Quote From: kristys05

Every video of your daughter acting out really hit home.  I am a mother of a 7 year old little girl with PWS.  I know the frustration that you feel with the behaviors. We have dealt with them for a few years now.   We got an early diagnosis.  The first thing I did was research this disorder and join the National Asscociation.  They are a wonderful resource for parents or anyone else out there wanting information.  The behaviors are part of the syndrome and never really go away from what I understand.  Every parent of a child with PWS has bad days, even parents of regular children do.  Please for the sake of your children, especially your daughter with PWS, join the association.  PWS children are very special.  They are a blessing to us, they teach us so much!  Your daughter deserves the right to have a mommy educated on PWS and have all the things she needs put in place.  There are many services out there for her, she needs you to get them for her.  We live one day at a time, always have one battle after another.  But I would never talk down to my daughter, she did not ask to be born with PWS.  I've grown a lot as a person and have learned so much patience. My daughter has taught me so much more than I thought she could at such a young age.  I hope you take the advice and talk to the association.  My thoughts are with you and your daughter.

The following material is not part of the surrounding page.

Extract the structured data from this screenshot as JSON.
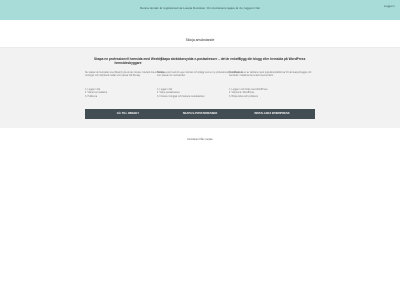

I believe that Nichelle did the right thing by contacting Dr. Phil to get help.  Every parent wants their child to be "normal" whatever that means.  I have a daughter that is mentally retarded with intermittent explosive disorder (15).  One min. she's happy, the next she's not...it could be something small that triggers it or nothing at all.  When I first heard her diagnosis, I was shocked, then I cried, then I told myself, "ok, now we can move forward to get her the help she needs and I find support."  There's a acceptance or realization of the disability/disorder, then grieving process and then you can move on to get support/help & educate ourselves.  We all also reach frustration levels especially when we are tired, so we have to take a step back, take a deep breath and then go back to your child.  We are human.  I'm grateful that Nicelle looked for and is getting help.  Lots of love and patience and reminding yourself that your child is a gift and there's a lesson to be learned...not a burden.  I know my daughter won't be independent and I've come to accept that but she has taught me so much...she's my angel...plus I have 2 other teenagers too!  Instead of saying what comes to your head...think before speaking even if you're really angry or frustrated.  Best of luck.  My thoughts and prayers are with you and your daughter.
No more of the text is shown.